In the 4.1 and 4.2 paragraphs of the PCI DSS spec I saw:
" Never send unprotected PANs by end-user messaging technologies"
But in my scenario it is not an end-user messaging technology. PCI DSS says that if the browser uses SSL it is ok to send data through it:
Requirement 4: Encrypt transmission of cardholder data across open, public networks
As I understood there is no difference what client i'm using: browser or mobile app if I encrypt my data, right?
My question is this process a valid one or my app violates some rules of PCI DSS?
Your PAN data is encrypted in HTTPS and meets the requirement as long as your API is sending via HTTPS and using TLS. SSL is no longer supported as of PCI 3.1. In June 2016, TLSv1.0 (and possibly TLSv1.1) will no longer be supported either. That being said, your server is the area of concern for most PCI auditors. The server has the ability to read and decrypt the data for processing. You will need to review the large list of requirements for systems where cardholder data is stored. One of the areas you will definitely need to address is the following:
Technical Guidelines for Protecting Stored Payment Card Data At a minimum, PCI DSS requires PAN to be rendered unreadable anywhere it is stored including portable digital media, backup media, and in logs. Software solutions for this requirement may include one of the following:
- One-way hash functions based on strong cryptography also called hashed index, which displays only index data that point to records in the database where sensitive data actually reside.
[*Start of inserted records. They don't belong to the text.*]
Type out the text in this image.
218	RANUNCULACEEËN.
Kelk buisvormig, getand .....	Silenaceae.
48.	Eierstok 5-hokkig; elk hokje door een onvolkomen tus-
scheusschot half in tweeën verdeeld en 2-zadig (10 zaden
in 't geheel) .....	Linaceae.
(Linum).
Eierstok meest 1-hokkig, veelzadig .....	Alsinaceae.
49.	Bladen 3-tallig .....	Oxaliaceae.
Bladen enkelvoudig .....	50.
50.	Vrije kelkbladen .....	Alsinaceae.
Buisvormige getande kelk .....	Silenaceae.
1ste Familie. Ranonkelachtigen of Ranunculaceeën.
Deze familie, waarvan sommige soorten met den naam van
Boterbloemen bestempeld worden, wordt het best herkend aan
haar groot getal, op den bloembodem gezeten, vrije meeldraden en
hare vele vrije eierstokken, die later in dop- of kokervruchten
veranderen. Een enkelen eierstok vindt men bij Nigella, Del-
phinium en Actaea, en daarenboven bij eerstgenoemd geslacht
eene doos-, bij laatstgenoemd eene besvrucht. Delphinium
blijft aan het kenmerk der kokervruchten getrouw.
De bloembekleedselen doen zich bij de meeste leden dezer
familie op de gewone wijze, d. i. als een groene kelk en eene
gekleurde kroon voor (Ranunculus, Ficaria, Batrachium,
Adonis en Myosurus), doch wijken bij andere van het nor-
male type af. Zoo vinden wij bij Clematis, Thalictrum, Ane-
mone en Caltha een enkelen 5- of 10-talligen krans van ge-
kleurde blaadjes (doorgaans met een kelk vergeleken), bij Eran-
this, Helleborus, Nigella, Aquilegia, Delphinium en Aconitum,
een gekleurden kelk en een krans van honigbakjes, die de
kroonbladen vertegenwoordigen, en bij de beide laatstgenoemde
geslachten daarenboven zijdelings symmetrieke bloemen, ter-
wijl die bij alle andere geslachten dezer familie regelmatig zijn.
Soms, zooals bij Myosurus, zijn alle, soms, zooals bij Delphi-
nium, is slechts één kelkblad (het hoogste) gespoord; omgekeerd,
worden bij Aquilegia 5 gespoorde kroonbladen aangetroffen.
- Truncation removing a data segment, such as showing only the last four digits.
- Index tokens and securely stored pads encryption algorithm that combines sensitive plain text data with a random key or pad that works only once.
- Strong cryptography with associated key management processes and procedures. Refer to the PCI DSS and PA-DSS Glossary of Terms, Abbreviations and Acronyms for the definition of strong cryptography.